W ostatnim odcinku Dance Dance Dance pomiędzy Muchą a Stankiewicz po raz kolejny doszło do konfrontacji. Tym razem nowa członkini jury oznajmiła wokalistce, że po ich pierwszym spięciu zaliczyła wiele bezsennych nocy. Po tygodniu przemyśleń doszła natomiast do wniosku, że "każdy ma jakieś ograniczenia", a następnie poprosiła uczestniczkę o ocenę swoich wokalnych umiejętności. W efekcie jej małej prowokacji Stankiewicz była bliska płaczu. Nic więc dziwnego, że swojego udziału w show piosenkarka nie będzie wspominać najlepiej.

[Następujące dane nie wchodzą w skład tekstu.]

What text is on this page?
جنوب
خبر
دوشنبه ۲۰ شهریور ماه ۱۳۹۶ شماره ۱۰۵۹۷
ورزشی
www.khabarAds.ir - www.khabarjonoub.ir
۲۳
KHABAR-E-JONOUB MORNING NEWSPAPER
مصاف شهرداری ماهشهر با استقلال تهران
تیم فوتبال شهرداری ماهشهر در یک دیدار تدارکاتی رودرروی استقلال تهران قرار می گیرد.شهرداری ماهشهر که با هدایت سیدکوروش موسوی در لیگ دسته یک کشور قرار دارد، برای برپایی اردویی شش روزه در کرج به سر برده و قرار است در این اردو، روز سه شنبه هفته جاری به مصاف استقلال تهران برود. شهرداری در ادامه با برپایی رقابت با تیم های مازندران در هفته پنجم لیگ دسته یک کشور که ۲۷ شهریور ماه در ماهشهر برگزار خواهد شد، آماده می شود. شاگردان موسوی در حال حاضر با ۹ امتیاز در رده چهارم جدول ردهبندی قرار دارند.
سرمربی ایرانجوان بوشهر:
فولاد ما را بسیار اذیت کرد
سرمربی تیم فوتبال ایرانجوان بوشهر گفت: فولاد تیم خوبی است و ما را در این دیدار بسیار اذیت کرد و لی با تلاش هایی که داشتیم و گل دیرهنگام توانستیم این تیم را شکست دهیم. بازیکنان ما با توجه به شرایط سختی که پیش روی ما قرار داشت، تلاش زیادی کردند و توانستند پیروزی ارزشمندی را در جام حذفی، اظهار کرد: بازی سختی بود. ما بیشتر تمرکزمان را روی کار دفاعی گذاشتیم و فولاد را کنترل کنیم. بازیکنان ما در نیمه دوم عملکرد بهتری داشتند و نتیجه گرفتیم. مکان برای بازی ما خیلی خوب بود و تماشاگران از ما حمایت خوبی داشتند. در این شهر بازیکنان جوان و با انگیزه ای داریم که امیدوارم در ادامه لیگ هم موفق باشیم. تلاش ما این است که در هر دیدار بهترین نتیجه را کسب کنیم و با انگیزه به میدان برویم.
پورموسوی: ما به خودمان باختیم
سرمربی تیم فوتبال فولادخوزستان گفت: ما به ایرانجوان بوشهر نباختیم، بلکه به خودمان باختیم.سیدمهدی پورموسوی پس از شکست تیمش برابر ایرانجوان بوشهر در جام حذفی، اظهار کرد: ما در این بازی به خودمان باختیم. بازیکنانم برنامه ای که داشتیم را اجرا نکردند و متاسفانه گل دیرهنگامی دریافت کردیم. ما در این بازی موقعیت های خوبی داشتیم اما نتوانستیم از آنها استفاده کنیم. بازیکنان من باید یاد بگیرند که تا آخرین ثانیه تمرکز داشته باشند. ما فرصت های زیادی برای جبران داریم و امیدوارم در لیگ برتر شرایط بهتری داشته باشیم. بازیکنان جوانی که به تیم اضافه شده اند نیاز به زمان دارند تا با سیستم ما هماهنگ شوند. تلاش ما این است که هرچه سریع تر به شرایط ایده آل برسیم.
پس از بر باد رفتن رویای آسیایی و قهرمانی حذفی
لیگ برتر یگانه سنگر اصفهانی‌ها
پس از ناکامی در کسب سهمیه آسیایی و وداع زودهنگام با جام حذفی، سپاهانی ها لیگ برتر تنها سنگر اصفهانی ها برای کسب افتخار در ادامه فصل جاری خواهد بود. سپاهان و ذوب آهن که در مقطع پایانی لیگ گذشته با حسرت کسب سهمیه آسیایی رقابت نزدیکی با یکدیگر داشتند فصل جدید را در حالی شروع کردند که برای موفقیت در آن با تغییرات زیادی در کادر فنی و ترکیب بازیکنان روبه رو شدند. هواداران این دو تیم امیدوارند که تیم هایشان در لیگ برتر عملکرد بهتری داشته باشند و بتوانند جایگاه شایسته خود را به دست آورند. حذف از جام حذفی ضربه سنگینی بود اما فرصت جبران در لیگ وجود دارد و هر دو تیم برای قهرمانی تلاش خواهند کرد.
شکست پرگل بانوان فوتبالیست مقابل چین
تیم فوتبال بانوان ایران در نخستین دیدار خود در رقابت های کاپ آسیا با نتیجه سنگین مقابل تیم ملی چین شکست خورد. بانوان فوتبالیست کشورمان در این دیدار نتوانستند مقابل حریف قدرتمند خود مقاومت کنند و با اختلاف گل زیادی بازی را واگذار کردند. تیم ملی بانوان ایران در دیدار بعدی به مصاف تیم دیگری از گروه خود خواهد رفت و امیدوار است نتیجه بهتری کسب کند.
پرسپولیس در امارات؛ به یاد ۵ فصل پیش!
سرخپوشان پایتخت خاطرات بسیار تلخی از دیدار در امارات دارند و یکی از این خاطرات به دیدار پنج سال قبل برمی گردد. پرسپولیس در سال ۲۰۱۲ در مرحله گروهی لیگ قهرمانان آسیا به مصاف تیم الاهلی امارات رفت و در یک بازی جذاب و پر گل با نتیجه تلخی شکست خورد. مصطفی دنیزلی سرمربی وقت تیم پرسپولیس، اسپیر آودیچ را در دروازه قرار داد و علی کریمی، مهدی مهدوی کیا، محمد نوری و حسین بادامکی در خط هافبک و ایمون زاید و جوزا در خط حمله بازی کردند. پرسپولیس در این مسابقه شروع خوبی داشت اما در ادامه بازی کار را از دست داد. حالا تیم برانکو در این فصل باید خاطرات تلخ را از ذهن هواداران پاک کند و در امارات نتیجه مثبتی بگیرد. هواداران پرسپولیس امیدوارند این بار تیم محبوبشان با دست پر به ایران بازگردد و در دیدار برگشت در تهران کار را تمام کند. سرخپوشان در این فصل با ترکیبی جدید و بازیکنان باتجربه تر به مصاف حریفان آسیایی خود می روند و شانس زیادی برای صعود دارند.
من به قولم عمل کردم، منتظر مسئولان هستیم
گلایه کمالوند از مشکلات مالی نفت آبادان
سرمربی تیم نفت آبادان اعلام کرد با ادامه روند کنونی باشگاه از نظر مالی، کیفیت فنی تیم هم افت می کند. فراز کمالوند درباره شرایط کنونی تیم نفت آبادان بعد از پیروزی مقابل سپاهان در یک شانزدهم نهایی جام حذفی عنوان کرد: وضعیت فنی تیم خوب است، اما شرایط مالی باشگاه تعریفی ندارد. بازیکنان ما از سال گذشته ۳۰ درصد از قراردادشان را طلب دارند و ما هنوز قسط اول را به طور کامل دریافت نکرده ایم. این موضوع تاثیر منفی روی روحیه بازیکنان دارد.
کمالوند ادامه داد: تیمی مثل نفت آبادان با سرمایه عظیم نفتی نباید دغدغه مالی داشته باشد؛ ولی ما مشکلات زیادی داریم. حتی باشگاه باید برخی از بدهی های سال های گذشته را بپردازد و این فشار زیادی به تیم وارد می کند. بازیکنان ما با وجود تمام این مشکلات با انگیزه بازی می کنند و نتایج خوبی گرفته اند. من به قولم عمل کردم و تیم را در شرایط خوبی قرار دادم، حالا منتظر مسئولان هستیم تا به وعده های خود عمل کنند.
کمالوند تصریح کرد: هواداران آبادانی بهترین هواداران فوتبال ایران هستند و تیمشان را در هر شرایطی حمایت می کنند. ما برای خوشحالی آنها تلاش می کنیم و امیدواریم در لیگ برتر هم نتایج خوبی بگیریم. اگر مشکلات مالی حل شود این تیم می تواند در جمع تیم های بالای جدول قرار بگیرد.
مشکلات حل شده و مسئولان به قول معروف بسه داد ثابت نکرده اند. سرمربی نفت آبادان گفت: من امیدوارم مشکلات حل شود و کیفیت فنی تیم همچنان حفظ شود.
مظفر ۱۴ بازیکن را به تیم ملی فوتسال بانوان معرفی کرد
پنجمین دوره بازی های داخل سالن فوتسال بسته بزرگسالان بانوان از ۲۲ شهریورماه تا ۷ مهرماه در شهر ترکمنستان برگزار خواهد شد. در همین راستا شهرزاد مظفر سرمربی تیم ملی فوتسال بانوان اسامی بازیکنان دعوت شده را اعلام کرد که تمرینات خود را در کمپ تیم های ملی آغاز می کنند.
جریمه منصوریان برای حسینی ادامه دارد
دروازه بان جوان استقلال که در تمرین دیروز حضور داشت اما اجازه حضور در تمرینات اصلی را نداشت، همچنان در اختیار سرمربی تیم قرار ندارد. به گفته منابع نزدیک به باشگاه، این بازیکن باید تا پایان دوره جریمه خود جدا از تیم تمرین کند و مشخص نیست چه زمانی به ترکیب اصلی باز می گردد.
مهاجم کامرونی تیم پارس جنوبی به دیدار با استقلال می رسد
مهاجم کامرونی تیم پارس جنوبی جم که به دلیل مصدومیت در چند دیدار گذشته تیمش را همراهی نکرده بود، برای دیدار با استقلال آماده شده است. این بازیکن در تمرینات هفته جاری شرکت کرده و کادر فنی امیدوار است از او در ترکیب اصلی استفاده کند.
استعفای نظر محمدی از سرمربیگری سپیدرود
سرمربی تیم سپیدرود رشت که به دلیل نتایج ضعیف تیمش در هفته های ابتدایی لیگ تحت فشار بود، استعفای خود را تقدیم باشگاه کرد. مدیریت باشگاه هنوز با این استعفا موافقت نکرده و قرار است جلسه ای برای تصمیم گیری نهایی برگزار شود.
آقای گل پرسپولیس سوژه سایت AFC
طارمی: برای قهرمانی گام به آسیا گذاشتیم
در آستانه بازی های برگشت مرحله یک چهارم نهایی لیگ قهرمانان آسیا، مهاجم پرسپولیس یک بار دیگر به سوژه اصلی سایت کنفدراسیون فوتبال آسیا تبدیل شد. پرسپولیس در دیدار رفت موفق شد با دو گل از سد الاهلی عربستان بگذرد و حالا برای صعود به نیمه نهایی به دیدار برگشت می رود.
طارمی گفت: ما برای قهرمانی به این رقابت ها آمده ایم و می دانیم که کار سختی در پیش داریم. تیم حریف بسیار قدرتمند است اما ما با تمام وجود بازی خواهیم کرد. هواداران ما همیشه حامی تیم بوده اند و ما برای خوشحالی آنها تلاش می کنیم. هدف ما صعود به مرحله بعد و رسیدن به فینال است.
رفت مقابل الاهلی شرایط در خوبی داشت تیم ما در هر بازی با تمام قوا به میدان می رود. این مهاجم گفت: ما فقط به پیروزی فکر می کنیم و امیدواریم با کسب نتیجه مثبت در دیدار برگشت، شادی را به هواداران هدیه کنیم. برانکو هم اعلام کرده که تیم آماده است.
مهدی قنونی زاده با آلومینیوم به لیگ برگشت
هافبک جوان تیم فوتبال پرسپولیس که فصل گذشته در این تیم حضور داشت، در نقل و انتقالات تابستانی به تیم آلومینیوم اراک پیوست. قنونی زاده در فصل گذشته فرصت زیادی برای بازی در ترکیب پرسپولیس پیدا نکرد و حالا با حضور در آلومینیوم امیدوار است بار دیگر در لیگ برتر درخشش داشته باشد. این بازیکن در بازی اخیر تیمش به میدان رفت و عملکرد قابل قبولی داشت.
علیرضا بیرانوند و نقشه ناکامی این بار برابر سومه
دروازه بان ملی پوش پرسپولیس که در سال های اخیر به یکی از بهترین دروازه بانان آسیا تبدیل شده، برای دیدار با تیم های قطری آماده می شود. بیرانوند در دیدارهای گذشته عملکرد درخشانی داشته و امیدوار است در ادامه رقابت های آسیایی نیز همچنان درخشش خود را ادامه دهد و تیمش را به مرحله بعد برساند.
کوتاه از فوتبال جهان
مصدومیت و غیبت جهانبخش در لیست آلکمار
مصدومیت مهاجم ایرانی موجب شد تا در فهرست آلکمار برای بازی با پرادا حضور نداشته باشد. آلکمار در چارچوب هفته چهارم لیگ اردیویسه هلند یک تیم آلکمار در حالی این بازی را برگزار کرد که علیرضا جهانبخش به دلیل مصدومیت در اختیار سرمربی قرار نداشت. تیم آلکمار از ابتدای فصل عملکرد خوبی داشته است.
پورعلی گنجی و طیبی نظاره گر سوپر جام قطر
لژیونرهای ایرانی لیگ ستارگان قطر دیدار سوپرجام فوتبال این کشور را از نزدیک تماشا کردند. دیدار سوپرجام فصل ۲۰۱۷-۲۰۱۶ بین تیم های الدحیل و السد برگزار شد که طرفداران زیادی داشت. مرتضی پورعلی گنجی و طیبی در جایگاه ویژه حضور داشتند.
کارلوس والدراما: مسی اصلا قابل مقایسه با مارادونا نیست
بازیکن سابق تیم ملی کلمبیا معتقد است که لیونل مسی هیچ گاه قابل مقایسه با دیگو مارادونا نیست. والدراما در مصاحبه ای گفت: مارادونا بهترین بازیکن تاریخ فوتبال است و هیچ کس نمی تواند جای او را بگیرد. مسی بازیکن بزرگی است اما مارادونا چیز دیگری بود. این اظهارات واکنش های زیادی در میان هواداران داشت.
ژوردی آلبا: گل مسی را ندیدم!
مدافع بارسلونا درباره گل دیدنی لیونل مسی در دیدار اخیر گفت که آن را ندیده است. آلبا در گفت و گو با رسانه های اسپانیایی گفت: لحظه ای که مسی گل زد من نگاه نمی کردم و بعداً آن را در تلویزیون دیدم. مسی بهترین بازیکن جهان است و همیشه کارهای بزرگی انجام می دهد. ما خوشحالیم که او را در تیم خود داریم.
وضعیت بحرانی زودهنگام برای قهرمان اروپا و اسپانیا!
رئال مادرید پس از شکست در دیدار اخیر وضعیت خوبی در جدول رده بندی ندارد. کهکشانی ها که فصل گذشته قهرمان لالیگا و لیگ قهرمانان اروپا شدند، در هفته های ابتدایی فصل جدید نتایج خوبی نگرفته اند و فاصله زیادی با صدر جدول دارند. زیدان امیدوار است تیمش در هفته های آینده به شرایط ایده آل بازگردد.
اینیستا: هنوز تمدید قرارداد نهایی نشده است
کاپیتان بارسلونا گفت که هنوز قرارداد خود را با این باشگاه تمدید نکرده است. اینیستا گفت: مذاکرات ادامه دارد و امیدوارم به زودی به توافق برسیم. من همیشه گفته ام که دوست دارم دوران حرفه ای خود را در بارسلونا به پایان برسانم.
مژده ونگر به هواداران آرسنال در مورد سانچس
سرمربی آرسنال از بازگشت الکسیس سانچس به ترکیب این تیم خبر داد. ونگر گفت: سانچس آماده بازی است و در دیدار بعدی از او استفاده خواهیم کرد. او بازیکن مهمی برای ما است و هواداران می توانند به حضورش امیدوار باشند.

Zobacz: Kasia Stankiewicz gorzko o udziale w "Dance Dance Dance": "Stałam się obiektem tandetnego show"
Jako że w sobotę Stankiewicz i jej siostra pożegnały się z rywalizacją, jej konflikt z Anną Muchą od kilku dni jest szeroko komentowany w sieci. Wśród widzów ostatniego odcinka znalazł się Marcin Mroczek. Jego brat Rafał oraz jego taneczny partner Przemysław Cypryański na początku programu podbili serca jury. Niestety swoim kolejnym tańcem nie powtórzyli pierwszego sukcesu, co wytknęła im właśnie Anna Mucha.
Aniu, ale to oni sobie wyznaczyli i sobie podnieśli poprzeczkę. Oceniaj ich do uczestników, a nie do poprzeczki, która jest stawiana samemu sobie - skomentował jej ocenę Marcin Mroczek.
Znany z M jak Miłość aktor postanowił również odnieść się do odpadnięcia z show Kasi Stankiewicz oraz jej siostry. Marcin otwarcie przyznał, że niespecjalnie podobają mu się poczynania jurorów.
Brawo dziewczyny! A miny tych państwa. Miny całej trójki mówią same za siebie. Bo chyba nie taka jest ich rola. No jury nie spisuje się najlepiej niestety - ocenił.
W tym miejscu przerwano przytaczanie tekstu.